The ringleader admitted as part of his plea agreement that beginning in 2005 he entered into an agreement with others to sell medical devices with false and misleading labeling in order to defraud consumers, and that he continued to do so in violation of a federal court order, acknowledging that he obtained at least $16,669,015 over the course of the scheme. The ringleader pleaded guilty to one count of conspiracy to introduce misbranded medical devices into interstate commerce with the intent to defraud and mislead, and one count of criminal contempt, on January 26, 2018.

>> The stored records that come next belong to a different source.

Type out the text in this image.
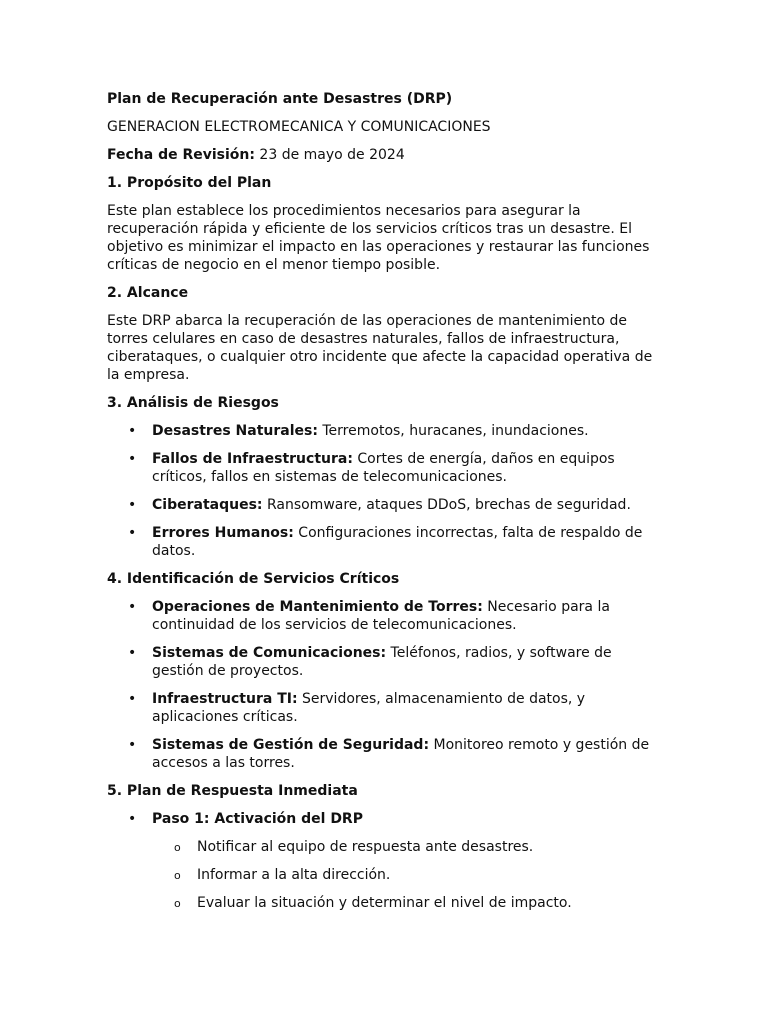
Plan de Recuperación ante Desastres (DRP)

GENERACION ELECTROMECANICA Y COMUNICACIONES

Fecha de Revisión: 23 de mayo de 2024

1. Propósito del Plan

Este plan establece los procedimientos necesarios para asegurar la recuperación rápida y eficiente de los servicios críticos tras un desastre. El objetivo es minimizar el impacto en las operaciones y restaurar las funciones críticas de negocio en el menor tiempo posible.

2. Alcance

Este DRP abarca la recuperación de las operaciones de mantenimiento de torres celulares en caso de desastres naturales, fallos de infraestructura, ciberataques, o cualquier otro incidente que afecte la capacidad operativa de la empresa.

3. Análisis de Riesgos

• Desastres Naturales: Terremotos, huracanes, inundaciones.
• Fallos de Infraestructura: Cortes de energía, daños en equipos críticos, fallos en sistemas de telecomunicaciones.
• Ciberataques: Ransomware, ataques DDoS, brechas de seguridad.
• Errores Humanos: Configuraciones incorrectas, falta de respaldo de datos.

4. Identificación de Servicios Críticos

• Operaciones de Mantenimiento de Torres: Necesario para la continuidad de los servicios de telecomunicaciones.
• Sistemas de Comunicaciones: Teléfonos, radios, y software de gestión de proyectos.
• Infraestructura TI: Servidores, almacenamiento de datos, y aplicaciones críticas.
• Sistemas de Gestión de Seguridad: Monitoreo remoto y gestión de accesos a las torres.

5. Plan de Respuesta Inmediata

• Paso 1: Activación del DRP
o Notificar al equipo de respuesta ante desastres.
o Informar a la alta dirección.
o Evaluar la situación y determinar el nivel de impacto.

The defendants admitted that they marketed and distributed QLaser devices to consumers across the United States by falsely claiming that the devices could safely and effectively treat various medical conditions at home, including cancer, emphysema, diabetes, autism, HIV, and heart disease. The ringleader allegedly created false and misleading product labeling that was designed to create the false impression that these claims had been scientifically proven but in reality, no published clinical or scientific studies supported the use of QLaser devices to treat those and other serious conditions, and the FDA never approved the devices for such uses. Potential QLaser purchasers were told that the ringleader was a retired dentist and medical laser expert while omitting the fact that his license to practice dentistry had been permanently revoked for engaging in fraud and material deception.
The federal prosecutors alleged that the conspirators forged ahead with the fraud even after a federal court ordered them to stop selling and refund all QLaser purchasers in a series of injunctions issued in 2015. The federal prosecutors alleged that the ringleader made false statements to the court and FDA investigators, sent collection letters to QLaser purchasers rather than pay them court-ordered restitution, smuggled hundreds of devices out of South Dakota to upstate New York to prevent their seizure, and received a steady stream of income from continued QLaser sales, in violation of the injunctions.
The U.S. Attorney for the District of South Dakota stated in announcing the sentences, “These defendants were motivated by greed, and they targeted vulnerable people by giving them false hope while fleecing them. The sentences today should serve as a deterrent to anyone contemplating similar schemes.”